Your wife is a husband? :eek:
You must not have nice friends. I’ve been at friends places and asked if they had a dictionary* and they would get up and go to their shelf and hand it to me.
*dictionary is a stand in for pretty much anything.
Your wife is a husband? :eek:
You must not have nice friends. I’ve been at friends places and asked if they had a dictionary* and they would get up and go to their shelf and hand it to me.
*dictionary is a stand in for pretty much anything.
“Bitch, I just asked if you have a dictionary. Don’t fucking get up and hand it to me. What IS it with people?!”
Japanese? I read something once that the Japanese habit of “talking around the subject” evolved out of living in houses where the “rooms” were separated by paper walls/partitions. Those walls made it impossible to not overhear what somebody in the next “room” was saying, so people got into the habit of not speaking directly.

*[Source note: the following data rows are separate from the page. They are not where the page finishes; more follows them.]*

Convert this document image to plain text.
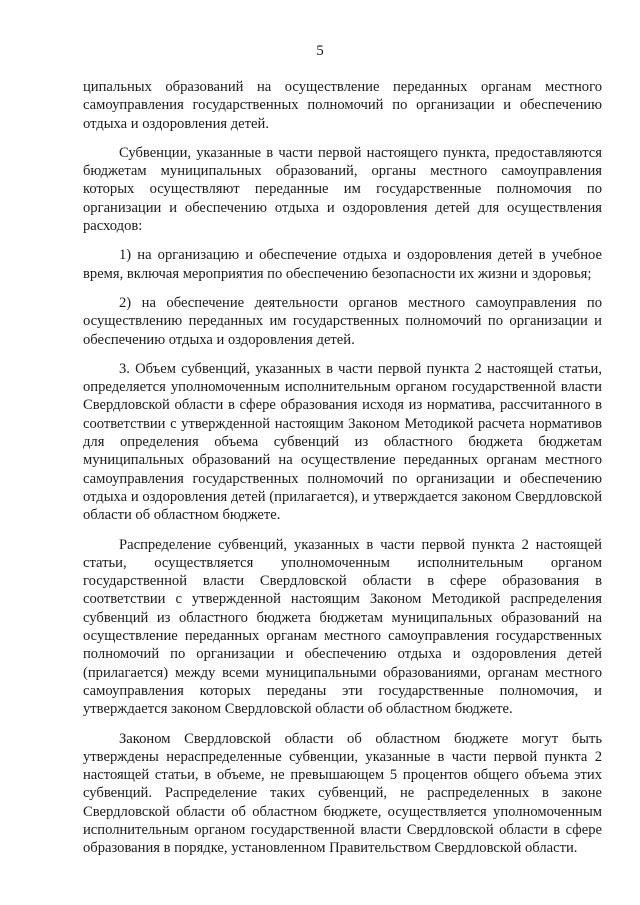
5

ципальных образований на осуществление переданных органам местного самоуправления государственных полномочий по организации и обеспечению отдыха и оздоровления детей.

Субвенции, указанные в части первой настоящего пункта, предоставляются бюджетам муниципальных образований, органы местного самоуправления которых осуществляют переданные им государственные полномочия по организации и обеспечению отдыха и оздоровления детей для осуществления расходов:

1) на организацию и обеспечение отдыха и оздоровления детей в учебное время, включая мероприятия по обеспечению безопасности их жизни и здоровья;

2) на обеспечение деятельности органов местного самоуправления по осуществлению переданных им государственных полномочий по организации и обеспечению отдыха и оздоровления детей.

3. Объем субвенций, указанных в части первой пункта 2 настоящей статьи, определяется уполномоченным исполнительным органом государственной власти Свердловской области в сфере образования исходя из норматива, рассчитанного в соответствии с утвержденной настоящим Законом Методикой расчета нормативов для определения объема субвенций из областного бюджета бюджетам муниципальных образований на осуществление переданных органам местного самоуправления государственных полномочий по организации и обеспечению отдыха и оздоровления детей (прилагается), и утверждается законом Свердловской области об областном бюджете.

Распределение субвенций, указанных в части первой пункта 2 настоящей статьи, осуществляется уполномоченным исполнительным органом государственной власти Свердловской области в сфере образования в соответствии с утвержденной настоящим Законом Методикой распределения субвенций из областного бюджета бюджетам муниципальных образований на осуществление переданных органам местного самоуправления государственных полномочий по организации и обеспечению отдыха и оздоровления детей (прилагается) между всеми муниципальными образованиями, органам местного самоуправления которых переданы эти государственные полномочия, и утверждается законом Свердловской области об областном бюджете.

Законом Свердловской области об областном бюджете могут быть утверждены нераспределенные субвенции, указанные в части первой пункта 2 настоящей статьи, в объеме, не превышающем 5 процентов общего объема этих субвенций. Распределение таких субвенций, не распределенных в законе Свердловской области об областном бюджете, осуществляется уполномоченным исполнительным органом государственной власти Свердловской области в сфере образования в порядке, установленном Правительством Свердловской области.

It provided a “polite fiction” that allowed them to deny saying something, should somebody be so rude as to ask about something overheard through the wall. And of course, the rude asker would not ask directly, because that would be admitting to eavesdropping. Being indirect saved face all around.
I think I have it, it’s called boning the question.

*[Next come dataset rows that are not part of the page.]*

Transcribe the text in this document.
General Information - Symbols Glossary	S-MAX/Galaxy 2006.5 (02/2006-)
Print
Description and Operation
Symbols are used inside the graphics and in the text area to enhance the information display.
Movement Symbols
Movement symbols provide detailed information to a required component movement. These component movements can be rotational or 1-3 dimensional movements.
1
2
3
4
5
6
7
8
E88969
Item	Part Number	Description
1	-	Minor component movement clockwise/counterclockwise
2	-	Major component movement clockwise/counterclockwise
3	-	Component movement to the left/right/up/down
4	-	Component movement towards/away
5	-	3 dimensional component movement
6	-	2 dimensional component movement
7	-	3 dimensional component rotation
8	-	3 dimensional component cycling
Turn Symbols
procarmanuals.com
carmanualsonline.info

Sometimes I’ll go on literal jags and answer what I consider yes or no questions with a simple “yes” or “no”. Sadly, very often the questioner will seem unsatisfied with the answer. Yet, a “yes, I do.” or “no, I don’t” will satisfy them.
When I was in the service, an acceptable answer to a perceived nosy question like “What time did you wake up on Saturday?” would be “That’s a personal question.” which was the correct way of telling someone “That’s none of your fucking business.” And as for answers to direct questions that ramble on about automotive difficulties, trips to the store, and family matters, we’d say “That sounds like a personal problem.” Sometimes, we’d add “Would you like a chit to see the Chaplain?” which was the correct way of saying “I don’t care.” with the optional “Tell someone who gives a shit.”